The research participant will gain experience in the following:
- Energy systems modeling and life cycle assessment.
- Interpreting modeling results.
- Navigating datasets for life cycle and energy technology characterization.
- Identifying possibilities for, and barriers to, integration of datasets relevant to energy system analysis and life cycle assessment.
- The application of system and life cycle tools for energy analysis at the community level.
- Collaboration with a diverse set of researchers, including energy system modelers, life cycle analysts, and other research efforts in the Sustainable and Health Communities Research Program. (Will include travel to the Cincinnati-based laboratory)
- Preparing presentations and papers, including those for non-technical groups, including outreach and communication to community and educational groups.
Through these activities, the research participant will gain a better understanding of the complexities of energy system choices at the community scale and an understanding of how to analyze the broader life cycle impacts of energy supply chains in communities.
Applicants must have received a doctoral degree in quantitative analysis, engineering, physical sciences, operations research, economics, decision analysis, statistics or related interdisciplinary field within five years of the desired starting date, or completion of all requirements for the degree should be expected prior to the starting date. Experience with life cycle assessment, energy modeling, and the application of tools such as optimization, simulation, and/or system dynamics modeling is desired.
The program is open to all qualified individuals without regard to race, sex, religion, color, age, physical or mental disability, national origin, or status as a Vietnam era or disabled veteran. U. S. citizenship or lawful permanent resident status is preferred (but a candidate also may hold an appropriate visa status; an H1B visa is not appropriate). Guidelines for non-U.S. citizens may be found at http://orise.orau.gov/epa/applicants/immigration.htm.
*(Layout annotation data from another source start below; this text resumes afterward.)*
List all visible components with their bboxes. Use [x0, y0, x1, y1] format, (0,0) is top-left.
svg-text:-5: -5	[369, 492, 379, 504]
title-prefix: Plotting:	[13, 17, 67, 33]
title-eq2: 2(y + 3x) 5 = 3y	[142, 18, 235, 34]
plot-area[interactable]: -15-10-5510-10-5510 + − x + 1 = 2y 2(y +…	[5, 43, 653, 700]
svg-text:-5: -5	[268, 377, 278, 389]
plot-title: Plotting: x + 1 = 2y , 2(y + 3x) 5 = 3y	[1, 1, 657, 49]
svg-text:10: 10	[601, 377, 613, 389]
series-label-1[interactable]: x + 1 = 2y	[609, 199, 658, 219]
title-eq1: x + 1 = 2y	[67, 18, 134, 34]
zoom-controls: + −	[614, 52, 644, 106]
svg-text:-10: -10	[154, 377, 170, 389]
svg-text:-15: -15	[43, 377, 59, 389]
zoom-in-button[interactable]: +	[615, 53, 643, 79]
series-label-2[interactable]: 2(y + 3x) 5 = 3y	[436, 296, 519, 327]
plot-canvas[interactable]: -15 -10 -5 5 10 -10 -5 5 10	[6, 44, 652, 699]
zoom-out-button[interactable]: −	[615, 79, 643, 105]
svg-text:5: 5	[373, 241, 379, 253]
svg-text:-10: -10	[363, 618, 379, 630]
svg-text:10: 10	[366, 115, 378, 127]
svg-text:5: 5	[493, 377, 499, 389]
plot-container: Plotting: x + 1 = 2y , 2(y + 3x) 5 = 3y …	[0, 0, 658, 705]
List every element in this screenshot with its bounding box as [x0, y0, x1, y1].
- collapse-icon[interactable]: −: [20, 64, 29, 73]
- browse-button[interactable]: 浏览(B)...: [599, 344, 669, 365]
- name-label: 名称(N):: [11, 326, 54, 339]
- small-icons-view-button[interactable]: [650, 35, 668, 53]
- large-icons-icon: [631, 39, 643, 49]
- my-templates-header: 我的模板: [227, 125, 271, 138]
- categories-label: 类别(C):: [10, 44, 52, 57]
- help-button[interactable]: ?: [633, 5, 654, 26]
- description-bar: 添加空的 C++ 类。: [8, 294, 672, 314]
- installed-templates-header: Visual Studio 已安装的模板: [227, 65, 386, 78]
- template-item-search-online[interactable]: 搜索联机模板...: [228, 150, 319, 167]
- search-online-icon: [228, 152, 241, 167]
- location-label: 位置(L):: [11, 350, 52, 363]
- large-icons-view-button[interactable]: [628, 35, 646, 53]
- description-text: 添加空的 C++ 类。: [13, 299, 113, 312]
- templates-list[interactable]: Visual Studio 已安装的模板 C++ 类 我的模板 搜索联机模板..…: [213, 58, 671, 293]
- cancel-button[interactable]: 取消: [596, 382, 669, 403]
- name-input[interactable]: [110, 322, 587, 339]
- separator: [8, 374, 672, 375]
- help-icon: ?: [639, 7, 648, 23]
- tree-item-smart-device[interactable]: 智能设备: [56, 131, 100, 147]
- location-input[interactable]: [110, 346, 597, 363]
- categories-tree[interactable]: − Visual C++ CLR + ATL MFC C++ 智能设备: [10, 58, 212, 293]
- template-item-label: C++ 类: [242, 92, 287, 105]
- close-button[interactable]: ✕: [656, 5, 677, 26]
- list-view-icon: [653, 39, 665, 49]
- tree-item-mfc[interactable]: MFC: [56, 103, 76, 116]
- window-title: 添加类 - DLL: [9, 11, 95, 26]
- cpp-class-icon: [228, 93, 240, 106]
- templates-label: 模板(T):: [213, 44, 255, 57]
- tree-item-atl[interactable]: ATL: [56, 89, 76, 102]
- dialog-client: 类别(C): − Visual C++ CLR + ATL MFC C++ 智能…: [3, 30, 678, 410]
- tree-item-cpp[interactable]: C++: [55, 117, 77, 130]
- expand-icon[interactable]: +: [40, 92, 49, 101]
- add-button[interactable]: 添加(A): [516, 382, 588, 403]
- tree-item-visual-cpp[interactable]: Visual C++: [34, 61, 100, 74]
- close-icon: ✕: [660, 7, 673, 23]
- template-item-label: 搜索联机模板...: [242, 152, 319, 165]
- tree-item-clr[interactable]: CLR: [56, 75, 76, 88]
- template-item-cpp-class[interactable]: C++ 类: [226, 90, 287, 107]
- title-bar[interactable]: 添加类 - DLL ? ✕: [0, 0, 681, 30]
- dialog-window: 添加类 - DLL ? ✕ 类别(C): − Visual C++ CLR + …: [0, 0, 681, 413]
The appointment will be full-time for one year and may be renewed upon recommendation of EPA and contingent on the availability of funds. The participant will receive a monthly stipend. Funding may be made available to reimburse the participant's travel expenses to present the results of his/her research at scientific conferences. No funding will be made available to cover travel costs for pre-appointment visits, relocation costs, tuition and fees, or a participant's health insurance. The participant must show proof of health and medical insurance. The participant does not become an EPA employee.